Moisture measurements were taken anywhere from a 10-centimeter depth down to 100 centimeters. All data collected from the sensors was uploaded via cell phone to Earthtec’s laboratory. In addition to soil moisture, the sensors can track temperature, wind speed, rainfall, and humidity. “We can look at transpiration and see how much moisture we are losing,” says Henderson. “This tells us how much is available to the tree.”

Maximizing Moisture

Studies indicated that down to 6 inches, there is a gradual decline in soil moisture. At 12 inches, the tree is feeding from an area where it’s finding moisture and is more adaptive to taking it up. Down to 70 centimeters, moisture is simply migrating from one zone to the other.

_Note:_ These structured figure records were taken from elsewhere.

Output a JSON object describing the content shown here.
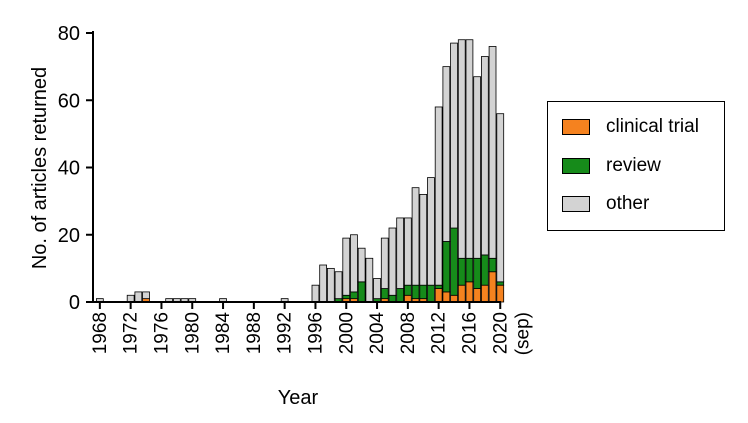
{
  "chart_data": {
    "type": "bar",
    "stacked": true,
    "xlabel": "Year",
    "ylabel": "No. of articles returned",
    "ylim": [
      0,
      80
    ],
    "y_ticks": [
      "0",
      "20",
      "40",
      "60",
      "80"
    ],
    "x_tick_labels": [
      "1968",
      "1972",
      "1976",
      "1980",
      "1984",
      "1988",
      "1992",
      "1996",
      "2000",
      "2004",
      "2008",
      "2012",
      "2016",
      "2020",
      "(sep)"
    ],
    "categories": [
      1968,
      1969,
      1970,
      1971,
      1972,
      1973,
      1974,
      1975,
      1976,
      1977,
      1978,
      1979,
      1980,
      1981,
      1982,
      1983,
      1984,
      1985,
      1986,
      1987,
      1988,
      1989,
      1990,
      1991,
      1992,
      1993,
      1994,
      1995,
      1996,
      1997,
      1998,
      1999,
      2000,
      2001,
      2002,
      2003,
      2004,
      2005,
      2006,
      2007,
      2008,
      2009,
      2010,
      2011,
      2012,
      2013,
      2014,
      2015,
      2016,
      2017,
      2018,
      2019,
      2020
    ],
    "series": [
      {
        "name": "clinical trial",
        "color": "#f5821f",
        "values": [
          0,
          0,
          0,
          0,
          0,
          0,
          1,
          0,
          0,
          0,
          0,
          0,
          0,
          0,
          0,
          0,
          0,
          0,
          0,
          0,
          0,
          0,
          0,
          0,
          0,
          0,
          0,
          0,
          0,
          0,
          0,
          0,
          1,
          1,
          0,
          0,
          0,
          1,
          0,
          0,
          2,
          1,
          1,
          0,
          4,
          3,
          2,
          5,
          6,
          4,
          5,
          9,
          5
        ]
      },
      {
        "name": "review",
        "color": "#168b1a",
        "values": [
          0,
          0,
          0,
          0,
          0,
          0,
          0,
          0,
          0,
          0,
          0,
          0,
          0,
          0,
          0,
          0,
          0,
          0,
          0,
          0,
          0,
          0,
          0,
          0,
          0,
          0,
          0,
          0,
          0,
          0,
          0,
          1,
          1,
          2,
          6,
          0,
          1,
          3,
          2,
          4,
          3,
          4,
          4,
          5,
          1,
          15,
          20,
          8,
          7,
          9,
          9,
          4,
          1
        ]
      },
      {
        "name": "other",
        "color": "#d3d3d3",
        "values": [
          1,
          0,
          0,
          0,
          2,
          3,
          2,
          0,
          0,
          1,
          1,
          1,
          1,
          0,
          0,
          0,
          1,
          0,
          0,
          0,
          0,
          0,
          0,
          0,
          1,
          0,
          0,
          0,
          5,
          11,
          10,
          8,
          17,
          17,
          10,
          13,
          6,
          15,
          20,
          21,
          20,
          29,
          27,
          32,
          53,
          52,
          55,
          65,
          65,
          54,
          59,
          63,
          50
        ]
      }
    ],
    "legend": {
      "position": "right"
    },
    "grid": false
  }
}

At 8 inches, the tree is pulling moisture from the upper soil level and moving it down, indicating that in periods of dry weather, moisture moves rapidly from one soil profile to the next. However, the most revealing data came when the grower initiated irrigation. When soil moisture was pushed to full capacity, water was pushed down past the point where the tree would take it up. “Because of this, we can time our irrigation for shorter intervals,” says Henderson. “We only need to irrigate down to where the moisture is being utilized by the tree.” It may be necessary to irrigate more frequently, but at the benefit of shorter durations.

Thanks to a renewal in grant funding for another year, Henderson and his team are already planning their next steps. Two of their upcoming goals are to measure soluble salts in the soil to track nutrient movement, and to evaluate standard irrigation during the crop’s final swell, versus completely automatic irrigation, on resulting fruit yield and quality. “The tree will indicate to us when we need to add water, and the soil will tell us when we need to cut the water off,” says Henderson.

Long-Term Benefits

Henderson says this research has the potential to offer several benefits to growers in his area, including:

• Reduced reliance on labor, as irrigation will become more automated.

• Improved fruit quality. Henderson says the problem with over-irrigating is that you might push necessary plant nutrients past the zone where the tree would pick them up.

• Meeting the needs of expanded crop acreage with a limited water supply.

Earthtec Solutions’ David Lankford gave a talk on this topic at the Southeast Regional Fruit and Vegetable Conference in January, and Henderson says growers were highly intrigued. “One of our growers said it was the most eye-opening piece of data he’d ever seen,” says Henderson. “He is initiating the installation of these sensors in a good portion of his peach production.”

Unexpected Benefit

This past winter was unusually warm in the South, which put peach trees at risk of not getting enough required chill hours. As it turns out, however, the Earthtec soil moisture sensors were able to record chill hours and chill units. “We were able to look at bud break and management of our high-chill varieties, which we had not been able to do in the past,” says Greg Henderson. “This gives us a comparison we can look at for how to manage crops that do not meet their minimum chill hours, and what effects we might see from this. This was not associated with our grant, but we’ve been able to piggyback it, and it’s been really well received by growers.”